George Zimmerman, Hispanics, and the Messy Nature of American Identity
People like purity. They also enjoy using easy identity categories, especially if they can be differentiated from each other. But from what we now know of George Zimmerman, the man accused of killing of 17-year-old Trayvon Martin in Sanford, Florida, he is a sum of hodgepodge parts: Jewish, Catholic, white, and Peruvian. No wonder the press had trouble deciding whether to identify him as “white,” "Hispanic,” or “a white Hispanic.”
That accumulation of identities is already a sine qua non when speaking of Hispanics, like Zimmerman. Most Latinos are a mix. That’s why the term mestizaje is ubiquitous in Latin America: it not only denotes those who had Spanish as well as indigenous parents, but describes a complex process of racial commingling.
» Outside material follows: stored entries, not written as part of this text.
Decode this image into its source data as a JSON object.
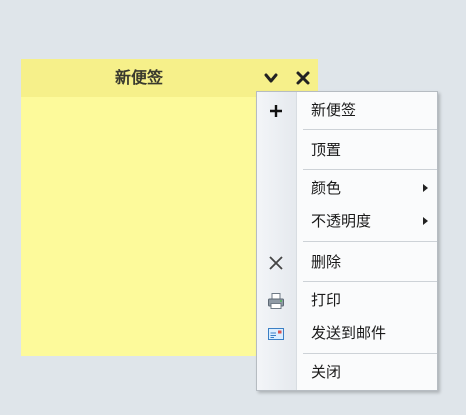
{
  "note": {
    "title": "新便签",
    "background": "#fdfa9b",
    "header_background": "#f6f08a",
    "buttons": [
      {
        "name": "collapse",
        "icon": "chevron-down-icon"
      },
      {
        "name": "close",
        "icon": "close-icon"
      }
    ]
  },
  "menu": {
    "items": [
      {
        "label": "新便签",
        "icon": "plus-icon",
        "submenu": false
      },
      {
        "label": "顶置",
        "icon": null,
        "submenu": false
      },
      {
        "label": "颜色",
        "icon": null,
        "submenu": true
      },
      {
        "label": "不透明度",
        "icon": null,
        "submenu": true
      },
      {
        "label": "删除",
        "icon": "delete-x-icon",
        "submenu": false
      },
      {
        "label": "打印",
        "icon": "printer-icon",
        "submenu": false
      },
      {
        "label": "发送到邮件",
        "icon": "email-icon",
        "submenu": false
      },
      {
        "label": "关闭",
        "icon": null,
        "submenu": false
      }
    ]
  }
}
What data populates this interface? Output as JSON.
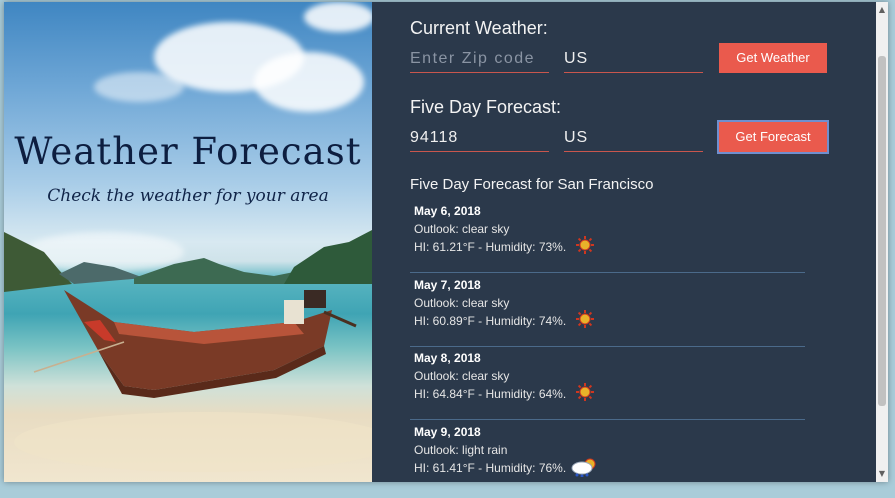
{
  "hero": {
    "title": "Weather Forecast",
    "subtitle": "Check the weather for your area"
  },
  "current": {
    "heading": "Current Weather:",
    "zip_placeholder": "Enter Zip code",
    "country": "US",
    "button": "Get Weather"
  },
  "five_day": {
    "heading": "Five Day Forecast:",
    "zip": "94118",
    "country": "US",
    "button": "Get Forecast"
  },
  "forecast": {
    "title": "Five Day Forecast for San Francisco",
    "days": [
      {
        "date": "May 6, 2018",
        "outlook": "Outlook: clear sky",
        "stats": "HI: 61.21°F - Humidity: 73%.",
        "icon": "sun-icon"
      },
      {
        "date": "May 7, 2018",
        "outlook": "Outlook: clear sky",
        "stats": "HI: 60.89°F - Humidity: 74%.",
        "icon": "sun-icon"
      },
      {
        "date": "May 8, 2018",
        "outlook": "Outlook: clear sky",
        "stats": "HI: 64.84°F - Humidity: 64%.",
        "icon": "sun-icon"
      },
      {
        "date": "May 9, 2018",
        "outlook": "Outlook: light rain",
        "stats": "HI: 61.41°F - Humidity: 76%.",
        "icon": "rain-cloud-icon"
      }
    ]
  },
  "colors": {
    "panel_bg": "#2b394b",
    "button_bg": "#ea5a4d",
    "divider": "#4b6a8a",
    "title_text": "#0d1e40"
  }
}
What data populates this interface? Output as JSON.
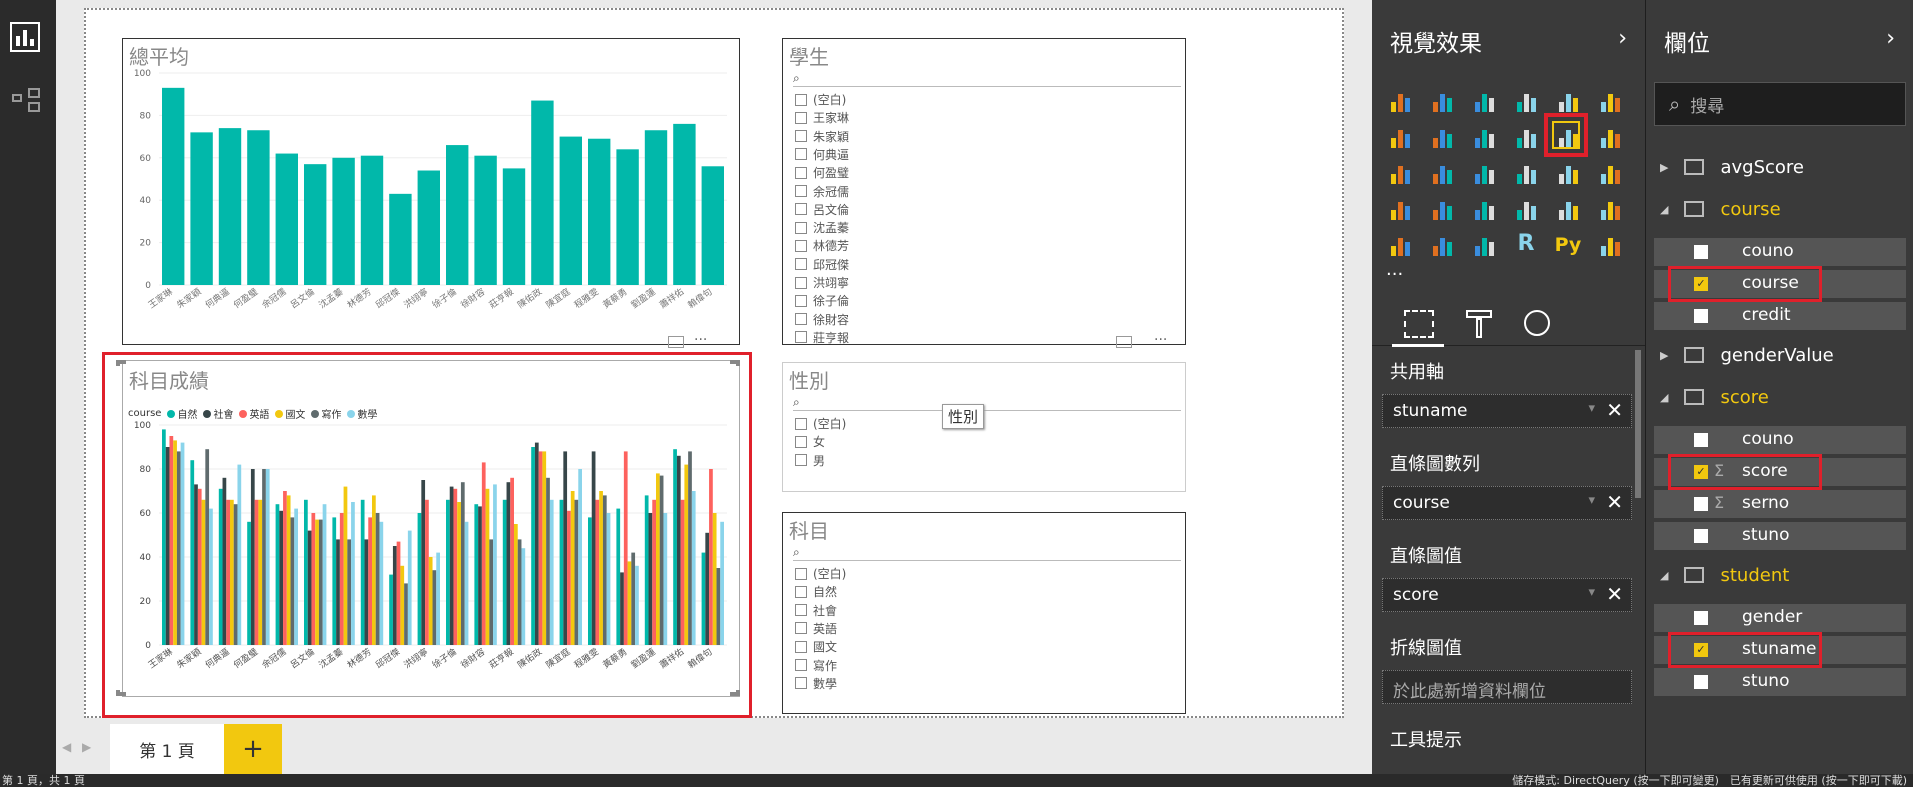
{
  "colors": {
    "teal": "#01b8aa",
    "dark": "#374649",
    "red": "#fd625e",
    "yellow": "#f2c80f",
    "grey": "#5f6b6d",
    "lightblue": "#8ad4eb",
    "highlight": "#e0202b",
    "accent_gold": "#f2c80f"
  },
  "left_rail": {
    "icons": [
      "report-view-icon",
      "model-view-icon"
    ]
  },
  "students": [
    "王家琳",
    "朱家穎",
    "何典逼",
    "何盈璧",
    "余冠儒",
    "呂文倫",
    "沈孟蓁",
    "林德芳",
    "邱冠傑",
    "洪翊寧",
    "徐子倫",
    "徐財容",
    "莊亨報",
    "陳佑政",
    "陳宜庭",
    "程雅雯",
    "黃蔡勇",
    "劉盈蓮",
    "蕭祥佑",
    "賴偉句"
  ],
  "avg_chart": {
    "title": "總平均",
    "chart_data": {
      "type": "bar",
      "categories": [
        "王家琳",
        "朱家穎",
        "何典逼",
        "何盈璧",
        "余冠儒",
        "呂文倫",
        "沈孟蓁",
        "林德芳",
        "邱冠傑",
        "洪翊寧",
        "徐子倫",
        "徐財容",
        "莊亨報",
        "陳佑政",
        "陳宜庭",
        "程雅雯",
        "黃蔡勇",
        "劉盈蓮",
        "蕭祥佑",
        "賴偉句"
      ],
      "values": [
        93,
        72,
        74,
        73,
        62,
        57,
        60,
        61,
        43,
        54,
        66,
        61,
        55,
        87,
        70,
        69,
        64,
        73,
        76,
        56
      ],
      "ylim": [
        0,
        100
      ],
      "yticks": [
        0,
        20,
        40,
        60,
        80,
        100
      ]
    }
  },
  "subject_chart": {
    "title": "科目成績",
    "legend_title": "course",
    "chart_data": {
      "type": "bar",
      "categories": [
        "王家琳",
        "朱家穎",
        "何典逼",
        "何盈璧",
        "余冠儒",
        "呂文倫",
        "沈孟蓁",
        "林德芳",
        "邱冠傑",
        "洪翊寧",
        "徐子倫",
        "徐財容",
        "莊亨報",
        "陳佑政",
        "陳宜庭",
        "程雅雯",
        "黃蔡勇",
        "劉盈蓮",
        "蕭祥佑",
        "賴偉句"
      ],
      "ylim": [
        0,
        100
      ],
      "yticks": [
        0,
        20,
        40,
        60,
        80,
        100
      ],
      "series": [
        {
          "name": "自然",
          "color": "#01b8aa",
          "values": [
            98,
            84,
            71,
            56,
            64,
            66,
            58,
            66,
            32,
            60,
            66,
            64,
            66,
            90,
            66,
            58,
            62,
            68,
            89,
            42
          ]
        },
        {
          "name": "社會",
          "color": "#374649",
          "values": [
            90,
            73,
            76,
            80,
            61,
            52,
            48,
            48,
            45,
            75,
            72,
            63,
            74,
            92,
            88,
            88,
            33,
            60,
            86,
            51
          ]
        },
        {
          "name": "英語",
          "color": "#fd625e",
          "values": [
            95,
            71,
            66,
            66,
            70,
            60,
            60,
            58,
            47,
            66,
            71,
            83,
            76,
            88,
            61,
            66,
            88,
            66,
            66,
            80
          ]
        },
        {
          "name": "國文",
          "color": "#f2c80f",
          "values": [
            93,
            66,
            66,
            66,
            68,
            57,
            72,
            68,
            36,
            40,
            65,
            71,
            55,
            88,
            70,
            70,
            38,
            78,
            82,
            60
          ]
        },
        {
          "name": "寫作",
          "color": "#5f6b6d",
          "values": [
            88,
            89,
            64,
            80,
            58,
            57,
            48,
            60,
            28,
            34,
            74,
            48,
            48,
            76,
            66,
            68,
            42,
            77,
            88,
            35
          ]
        },
        {
          "name": "數學",
          "color": "#8ad4eb",
          "values": [
            92,
            62,
            82,
            80,
            62,
            64,
            65,
            56,
            52,
            42,
            56,
            73,
            44,
            66,
            80,
            60,
            36,
            60,
            70,
            56
          ]
        }
      ]
    }
  },
  "slicer_student": {
    "title": "學生",
    "items": [
      "(空白)",
      "王家琳",
      "朱家穎",
      "何典逼",
      "何盈璧",
      "余冠儒",
      "呂文倫",
      "沈孟蓁",
      "林德芳",
      "邱冠傑",
      "洪翊寧",
      "徐子倫",
      "徐財容",
      "莊亨報"
    ]
  },
  "slicer_gender": {
    "title": "性別",
    "items": [
      "(空白)",
      "女",
      "男"
    ],
    "tooltip": "性別"
  },
  "slicer_subject": {
    "title": "科目",
    "items": [
      "(空白)",
      "自然",
      "社會",
      "英語",
      "國文",
      "寫作",
      "數學"
    ]
  },
  "tabs": {
    "page1": "第 1 頁",
    "add": "+"
  },
  "status": {
    "left": "第 1 頁，共 1 頁",
    "right": "儲存模式: DirectQuery (按一下即可變更)　已有更新可供使用 (按一下即可下載)"
  },
  "viz_pane": {
    "title": "視覺效果",
    "chevron": "›",
    "more": "···",
    "tool_icons": [
      "fields-tab-icon",
      "format-paint-icon",
      "analytics-icon"
    ],
    "wells": [
      {
        "label": "共用軸",
        "value": "stuname"
      },
      {
        "label": "直條圖數列",
        "value": "course"
      },
      {
        "label": "直條圖值",
        "value": "score"
      },
      {
        "label": "折線圖值",
        "placeholder": "於此處新增資料欄位"
      },
      {
        "label": "工具提示"
      }
    ]
  },
  "fields_pane": {
    "title": "欄位",
    "chevron": "›",
    "search_placeholder": "搜尋",
    "tables": [
      {
        "name": "avgScore",
        "expanded": false
      },
      {
        "name": "course",
        "expanded": true,
        "fields": [
          {
            "name": "couno",
            "checked": false
          },
          {
            "name": "course",
            "checked": true
          },
          {
            "name": "credit",
            "checked": false
          }
        ]
      },
      {
        "name": "genderValue",
        "expanded": false
      },
      {
        "name": "score",
        "expanded": true,
        "fields": [
          {
            "name": "couno",
            "checked": false
          },
          {
            "name": "score",
            "checked": true,
            "sigma": true
          },
          {
            "name": "serno",
            "checked": false,
            "sigma": true
          },
          {
            "name": "stuno",
            "checked": false
          }
        ]
      },
      {
        "name": "student",
        "expanded": true,
        "fields": [
          {
            "name": "gender",
            "checked": false
          },
          {
            "name": "stuname",
            "checked": true
          },
          {
            "name": "stuno",
            "checked": false
          }
        ]
      }
    ]
  }
}
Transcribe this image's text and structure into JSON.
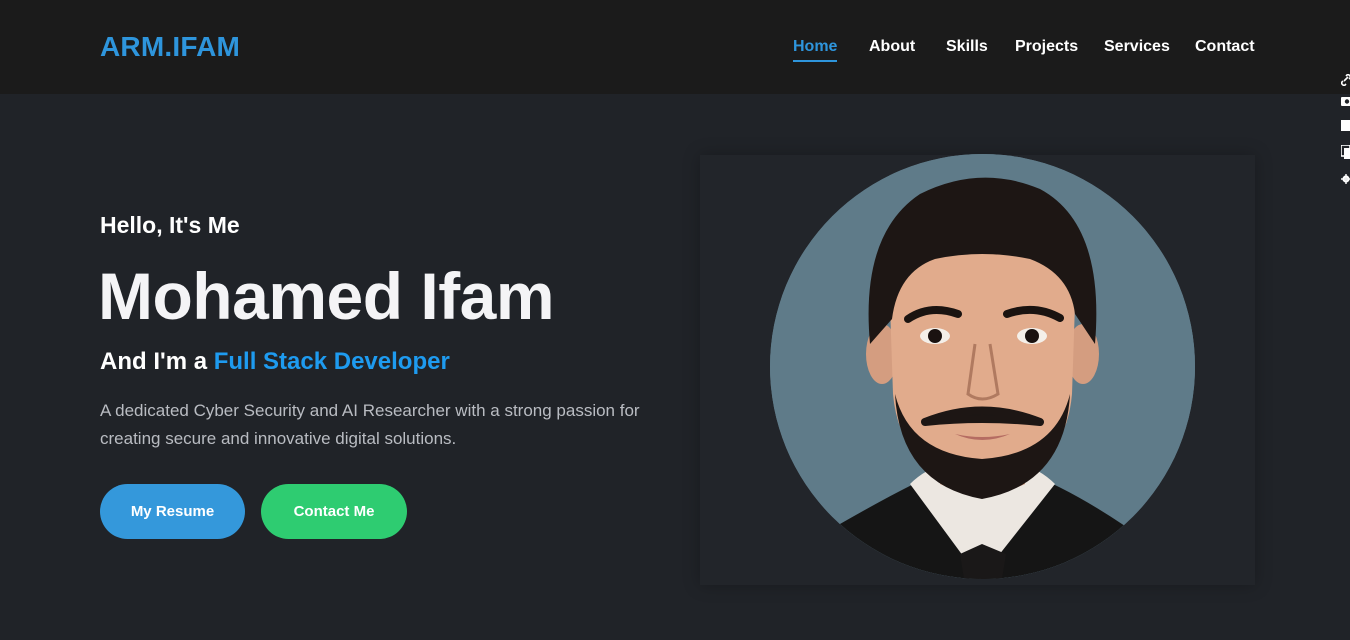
{
  "navbar": {
    "logo": "ARM.IFAM",
    "links": [
      "Home",
      "About",
      "Skills",
      "Projects",
      "Services",
      "Contact"
    ],
    "active": "Home"
  },
  "side_toolbar": {
    "icons": [
      "link-icon",
      "camera-icon",
      "square-icon",
      "copy-icon",
      "gear-icon"
    ]
  },
  "hero": {
    "greeting": "Hello, It's Me",
    "name": "Mohamed Ifam",
    "role_prefix": "And I'm a ",
    "role_highlight": "Full Stack Developer",
    "description": "A dedicated Cyber Security and AI Researcher with a strong passion for creating secure and innovative digital solutions.",
    "buttons": {
      "resume": "My Resume",
      "contact": "Contact Me"
    }
  },
  "colors": {
    "accent": "#2e95dc",
    "highlight": "#1e9bf0",
    "resume_button": "#3498db",
    "contact_button": "#2ecc71",
    "background": "#202328",
    "navbar": "#1b1b1b"
  }
}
Hispanics aren’t a race but a multiracial minority group, much like Zimmerman is a multi-background individual. To be Hispanic—a very modern construct, and a self-identified one—a person must have been in the United States for an extended period of time, and have roots in a Spanish-speaking country (which is why Brazilians are not Hispanics). When asked to identify by race, and after being alerted that “Hispanic” is not a racial term, a majority of respondents to a survey by the Pew Hispanic Center, When Labels Don’t Fit: Hispanics and Their Views of Identity, said they were white. That is, the Latinos interviewed preferred to be counted as whites, and not as blacks—in part an expression of the racism within our community, where many see black as the second, and worse, option. Plus, the survey also established that statistically, the number of Latinos marrying outside the Hispanic community is on the rise, and that such crossover isn’t seen negatively within it.
But according to the Pew survey, 51 percent of Latinos prefer to describe themselves by their country of origin. The terms Hispanic and Latino, the report notes, are “unique to the U.S. … not widely used elsewhere.” And, the survey shows, most Hispanics identify themselves as Mexicans, Cubans, Dominicans, and so on.
It’s important to look at these findings through a historical lens. The popular idea of Hispanics as a single, homogenized group began in the early 1970s, and was formalized in 1976, when Congress passed a law mandating the Census collect information on Hispanics (Latino was added as a synonym on the Census in 2000).
In 1980, Americans were asked for the first time not only to identify by race, but also by ethnicity: Hispanic, or Not Hispanic—14.6 million people identified as Hispanic, and everything changed in the decade that followed: by acknowledging the common link, Hispanics found economic power and a political agenda. Still, Cubans were mostly white, anti-Castro refugees living in the Northeast and Florida, whereas Mexicans were mestizo and working class, living in the Southwest and with a less defined ideology. This division generated much tension.
By 2010, the number of Latinos had tripled in just 30 years, to 50.5 million. But the tension between groups hasn’t ceased. Puerto Ricans, Colombians, Salvadorans, and so on still nurse grudges against one another. What holds us together as a minority is tenuous at best.
To return to Zimmerman: he identifies himself as white, which is normal. The fact that he speaks no Spanish is also typical of a large percentage of Hispanics. Despite that, non-Spanish-speaking Latinos often get a bad rap for not being able to use their ancestral language—another form of internal segregation. My opinion is that were Zimmerman a Spanish speaker, the Hispanic minority would be feeling much closer to him now. Had he been Cuban, perhaps the Cuban-American community in Florida would have already marched in his defense. Had he been Mexican, the tenor of the conversation might be about how Mexicans have become ubiquitous, to the point that some of them even live in gated communities that need vigilantes to protect against hoodlums.
Instead, George Zimmerman is a—what? Mr. Everything. W.E.B. DuBois once prophesized that the 20th century would be about the color line. The major theme defining our new American century is miscegenation. Nowadays most of our nation’s families have members whose backgrounds point in multiple geographical directions. We’re obsessed with genealogy precisely because our roots have tangled, and mingled.
Zimmerman is a Latino precisely because his identity is mixed together, watered down. That’s the same thing that makes him an American.